In location-based services, increasing the user's interaction with the surrounding environment can increase their knowledge of that environment. Combining these services with Augmented Reality technology is one of the ways to increase this interaction.
Augmented Reality combines virtual elements such as textual information, graphics, etc. with the real world and displays various objects from the real world with their corresponding virtual information to the user.
However, using this technology in location-based services can cause problems. For example, by increasing the volume of textual and graphical information from the surrounding environment, displaying this information on the mobile device's screen with limited sizes, causes illegibility and reduces the usefulness of the information.
Another problem with using Augmented Reality is the uniformity of the displayed information. That means, by changing the user's environmental conditions the information may change, but the displayed information through a non-context-aware system remains the same and does not change dynamically.
In this research to overcome the problems mentioned above, a combination of Augmented Reality technology and Context-awareness has been used. Context-awareness considers the user's environment and its changes and modifies the system's behavior accordingly.
To modeling the proposed system, first, we identified the effective contexts. We utilized four properties as context to guides the user in an indoor space; the distance between the user and possible target locations, rotation of the mobile device, the time that the user is using the application, and resolution. We used the Bounding Box concept to infer the resolution context.
We then collected the required data to calculate the mentioned contexts. To find the user's position and calculating distance context, we used the Pedestrian Dead Reckoning (PDR) method. This method has less dependency on the environment and its infrastructures rather than other positioning methods like positioning using Wi-Fi and Bluetooth Low Energy (BLE) sensors. PDR uses the smartphone's IMU sensors to finding the user's orientation and detecting his/her steps. In this research, we used Accelerometer, Gyroscope, and Magnetometer sensors. Magnetometer sensors are mostly affected by surrounding iron objects. So we calibrated this sensor by applying soft-iron and hard-iron calibrations. Also, we applied moving average low pass filter to regulating accelerometer raw data. Time and rotation of device collected from device clock and IMU respectively.

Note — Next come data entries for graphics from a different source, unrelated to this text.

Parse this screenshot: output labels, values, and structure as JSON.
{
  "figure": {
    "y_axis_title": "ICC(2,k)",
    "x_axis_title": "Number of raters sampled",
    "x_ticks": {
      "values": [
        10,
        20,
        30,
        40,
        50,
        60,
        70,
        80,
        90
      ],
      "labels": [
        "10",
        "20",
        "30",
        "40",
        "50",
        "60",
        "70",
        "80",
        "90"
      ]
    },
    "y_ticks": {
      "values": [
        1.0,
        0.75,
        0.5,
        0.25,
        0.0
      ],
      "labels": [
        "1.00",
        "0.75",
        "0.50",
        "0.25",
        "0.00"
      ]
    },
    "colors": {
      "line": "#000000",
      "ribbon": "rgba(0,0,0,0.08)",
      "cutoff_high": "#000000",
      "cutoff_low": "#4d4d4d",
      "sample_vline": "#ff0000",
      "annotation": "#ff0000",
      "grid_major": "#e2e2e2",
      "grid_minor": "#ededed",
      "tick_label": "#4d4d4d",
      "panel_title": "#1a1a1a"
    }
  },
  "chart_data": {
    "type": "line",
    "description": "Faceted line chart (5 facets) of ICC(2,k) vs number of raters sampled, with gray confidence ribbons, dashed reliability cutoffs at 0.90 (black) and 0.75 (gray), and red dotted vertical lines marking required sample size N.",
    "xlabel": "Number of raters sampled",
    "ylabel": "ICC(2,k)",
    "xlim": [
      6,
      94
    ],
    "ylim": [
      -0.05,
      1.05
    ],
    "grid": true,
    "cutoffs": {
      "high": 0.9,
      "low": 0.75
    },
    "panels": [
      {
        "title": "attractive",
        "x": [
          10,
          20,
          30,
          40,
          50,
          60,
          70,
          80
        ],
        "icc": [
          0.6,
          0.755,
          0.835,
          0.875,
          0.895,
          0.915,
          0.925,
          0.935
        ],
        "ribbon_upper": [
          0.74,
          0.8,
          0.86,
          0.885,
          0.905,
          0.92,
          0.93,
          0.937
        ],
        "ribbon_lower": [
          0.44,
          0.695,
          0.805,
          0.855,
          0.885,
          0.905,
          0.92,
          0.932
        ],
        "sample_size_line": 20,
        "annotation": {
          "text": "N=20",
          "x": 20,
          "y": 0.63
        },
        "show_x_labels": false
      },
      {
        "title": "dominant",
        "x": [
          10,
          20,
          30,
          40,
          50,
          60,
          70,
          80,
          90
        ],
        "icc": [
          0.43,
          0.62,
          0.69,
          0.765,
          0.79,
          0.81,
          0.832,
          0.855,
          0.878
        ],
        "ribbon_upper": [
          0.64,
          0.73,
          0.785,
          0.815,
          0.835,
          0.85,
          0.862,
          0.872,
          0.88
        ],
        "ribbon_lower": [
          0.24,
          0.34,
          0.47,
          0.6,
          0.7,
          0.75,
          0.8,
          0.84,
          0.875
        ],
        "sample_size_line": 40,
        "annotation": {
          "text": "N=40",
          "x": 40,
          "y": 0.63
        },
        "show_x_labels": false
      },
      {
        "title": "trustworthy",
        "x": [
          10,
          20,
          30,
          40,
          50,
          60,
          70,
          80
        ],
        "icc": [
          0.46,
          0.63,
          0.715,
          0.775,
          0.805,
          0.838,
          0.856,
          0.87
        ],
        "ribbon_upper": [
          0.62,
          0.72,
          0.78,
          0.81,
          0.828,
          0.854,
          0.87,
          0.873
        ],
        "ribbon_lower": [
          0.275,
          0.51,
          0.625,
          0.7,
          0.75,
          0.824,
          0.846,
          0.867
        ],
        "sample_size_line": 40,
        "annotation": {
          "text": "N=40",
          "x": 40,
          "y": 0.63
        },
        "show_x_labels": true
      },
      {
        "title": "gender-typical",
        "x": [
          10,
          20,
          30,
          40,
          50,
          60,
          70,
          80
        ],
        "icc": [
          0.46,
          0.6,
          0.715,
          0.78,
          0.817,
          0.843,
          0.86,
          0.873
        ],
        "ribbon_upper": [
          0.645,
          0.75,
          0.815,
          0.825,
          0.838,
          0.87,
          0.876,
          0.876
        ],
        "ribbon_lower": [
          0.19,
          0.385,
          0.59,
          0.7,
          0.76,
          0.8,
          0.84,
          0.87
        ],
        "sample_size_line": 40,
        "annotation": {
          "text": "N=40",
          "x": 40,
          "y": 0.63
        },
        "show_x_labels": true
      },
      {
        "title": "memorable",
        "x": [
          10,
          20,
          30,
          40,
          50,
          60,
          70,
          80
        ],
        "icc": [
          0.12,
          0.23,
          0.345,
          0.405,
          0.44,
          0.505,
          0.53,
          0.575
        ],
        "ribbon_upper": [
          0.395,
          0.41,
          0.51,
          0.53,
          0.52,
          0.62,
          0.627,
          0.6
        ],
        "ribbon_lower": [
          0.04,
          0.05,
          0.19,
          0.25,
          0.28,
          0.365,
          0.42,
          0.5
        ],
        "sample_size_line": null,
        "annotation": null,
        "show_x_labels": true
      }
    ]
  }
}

After calculating the contexts, to displaying appropriate information according to the user's context, we define different Levels of Detail.
This system is implemented on the 3rd floor of the Geomatics faculty at K.N. Toosi University and developed on the Android platform with Java programming language. A performance test was carried out to evaluate the performance of the system. In each application run by different users, we collected Random Access Memory(RAM) and Central Processing Unit(CPU) usage for context-aware and non-context-aware systems. The results of the performance test showed that the average RAM and CPU usage in the context-aware system respectively 37.81% and 1.83% are less than non-context aware. Also, we used a questioner and asked ten users to evaluate the system’s UI, the performance of the context-aware system, and the non-context-aware system. The results showed that users have significant satisfaction in the performance of the context-aware system.